A charla tratava sobre o Bento e o lado para o qual tá virado o corcel do chefe farroupilha, mas qual é o problema? Dei uma inticada para não parecer mais um desses janotas.

“Mano véio, se o Bento não conseguiu passar pelo arroio da Azenha, tu acha certo ele encravado aqui, dentro de Porto Alegre, e virado pra direção do centro?” Mas Chê? Como é teu nome guri? “Marco Antônio, mano véio, mas pode me chamar de Tonho”. Como não sou dado a intimidades, e fui logo disparando o nome completo do xiru que bem me recebeu, é certo, depois de um retovo inicial. O Marcontonho, tá bem posta a questão. É por essas e outras que a história perde de luz pro folclore. E quando o folclore substitui a história em base da mais pura ignorância é que a porca começa a torcer o rabo e bamo perdendo as referências culturais e nos perdendo na política e nas lidas da ciência econômica.

Peguei o carabanchel e anunciei que estava deixando pra eles vazar a noite, modo de azeitar a goela e levar longe as discussões. Meio cosquilhoso diante da gurizada nova que vi bem instruída e cheia de buenas intenções, fui virando as costas para deixá-los na charla, mas não resisti e provoquei: boa pauta, gurizada, boa pauta; passada essa quem sabe vocês discutem um acampamento que acontece no coração da cidade que recebeu do Imperador o título de mui leal e valorosa, pode ser? Peguei na ponta do sombrero e o torci em sinal de respeito e de despedida e me fui, sem antes anunciar que podiam me esperar por outras noites, pautas de gaudério e de gauderiada é o que não nos falta. Pautas que buscam verdades, menos nos falta ainda. Gente com vontade de estudo e cabeça aberta pra discussão dura e sincera, mas bah!, é o que mais tem faltado por essas bandas gaúchas.

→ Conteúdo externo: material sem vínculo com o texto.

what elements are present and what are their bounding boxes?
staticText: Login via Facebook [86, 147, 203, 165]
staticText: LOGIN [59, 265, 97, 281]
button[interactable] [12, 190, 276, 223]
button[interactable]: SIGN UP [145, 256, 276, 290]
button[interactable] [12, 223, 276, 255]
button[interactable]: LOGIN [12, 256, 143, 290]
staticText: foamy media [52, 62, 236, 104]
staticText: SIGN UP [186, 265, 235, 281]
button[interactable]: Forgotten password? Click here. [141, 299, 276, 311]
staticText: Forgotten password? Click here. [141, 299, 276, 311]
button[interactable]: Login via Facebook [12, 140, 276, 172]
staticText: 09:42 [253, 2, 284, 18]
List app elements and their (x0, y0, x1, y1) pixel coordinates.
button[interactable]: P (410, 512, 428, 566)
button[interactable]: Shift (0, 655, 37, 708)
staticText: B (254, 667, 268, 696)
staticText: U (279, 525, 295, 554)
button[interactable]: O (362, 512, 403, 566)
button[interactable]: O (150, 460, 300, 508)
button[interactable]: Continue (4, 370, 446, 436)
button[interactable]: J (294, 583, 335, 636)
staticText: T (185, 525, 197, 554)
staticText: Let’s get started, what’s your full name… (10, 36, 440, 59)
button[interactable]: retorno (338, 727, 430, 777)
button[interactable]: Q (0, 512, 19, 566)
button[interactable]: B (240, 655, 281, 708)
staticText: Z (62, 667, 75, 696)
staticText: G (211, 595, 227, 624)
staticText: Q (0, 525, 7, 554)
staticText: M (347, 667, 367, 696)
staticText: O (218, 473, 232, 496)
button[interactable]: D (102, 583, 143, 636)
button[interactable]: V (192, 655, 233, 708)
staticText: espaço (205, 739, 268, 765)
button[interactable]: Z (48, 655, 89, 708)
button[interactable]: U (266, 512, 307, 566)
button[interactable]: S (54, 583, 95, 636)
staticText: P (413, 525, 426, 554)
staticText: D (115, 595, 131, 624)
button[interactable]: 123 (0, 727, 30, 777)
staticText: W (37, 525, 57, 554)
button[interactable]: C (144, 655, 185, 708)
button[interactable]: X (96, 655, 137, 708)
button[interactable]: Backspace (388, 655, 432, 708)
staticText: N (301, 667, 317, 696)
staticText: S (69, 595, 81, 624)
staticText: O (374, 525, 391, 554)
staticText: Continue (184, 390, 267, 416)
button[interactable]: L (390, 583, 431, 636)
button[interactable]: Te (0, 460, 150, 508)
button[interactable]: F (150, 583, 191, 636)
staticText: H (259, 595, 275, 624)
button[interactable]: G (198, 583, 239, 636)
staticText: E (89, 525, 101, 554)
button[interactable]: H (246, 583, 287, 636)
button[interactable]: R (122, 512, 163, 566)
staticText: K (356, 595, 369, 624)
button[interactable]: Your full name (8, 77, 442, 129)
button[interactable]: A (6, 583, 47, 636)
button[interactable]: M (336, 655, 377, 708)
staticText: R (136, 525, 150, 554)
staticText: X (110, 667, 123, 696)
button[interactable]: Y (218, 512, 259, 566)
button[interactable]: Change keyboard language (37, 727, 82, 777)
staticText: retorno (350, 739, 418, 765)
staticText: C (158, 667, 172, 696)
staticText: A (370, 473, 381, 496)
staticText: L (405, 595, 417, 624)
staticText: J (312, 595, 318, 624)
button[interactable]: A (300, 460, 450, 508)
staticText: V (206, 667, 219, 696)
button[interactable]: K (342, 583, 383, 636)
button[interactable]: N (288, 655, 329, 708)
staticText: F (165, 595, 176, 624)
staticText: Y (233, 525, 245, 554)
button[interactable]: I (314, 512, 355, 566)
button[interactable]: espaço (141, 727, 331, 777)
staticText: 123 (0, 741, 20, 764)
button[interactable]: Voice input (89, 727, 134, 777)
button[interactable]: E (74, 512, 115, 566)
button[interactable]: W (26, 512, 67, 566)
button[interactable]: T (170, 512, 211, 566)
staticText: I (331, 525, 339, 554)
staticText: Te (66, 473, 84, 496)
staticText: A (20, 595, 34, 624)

São reuniões que deveriam ser contadas em termos de dia e de mês. Hescremêncio é quem sou e tenho dito por onde ando. Não perco o jeito ou a oportunidade para discutir o Rio Grande. Nos tenho visto hace tiempo crescer como cola de potro. Nada me resta se não dar aquela inticada, bem ao feitio do zorrilho que mija na volta das casas só pra esculhambar com a tranquilidade da cachorrada.

Mas buenas, Dom Segundo Sombra, já disse mais ou menos assim: galopar é reduzir lonjuras; chegar, é só um pretexto pra partir.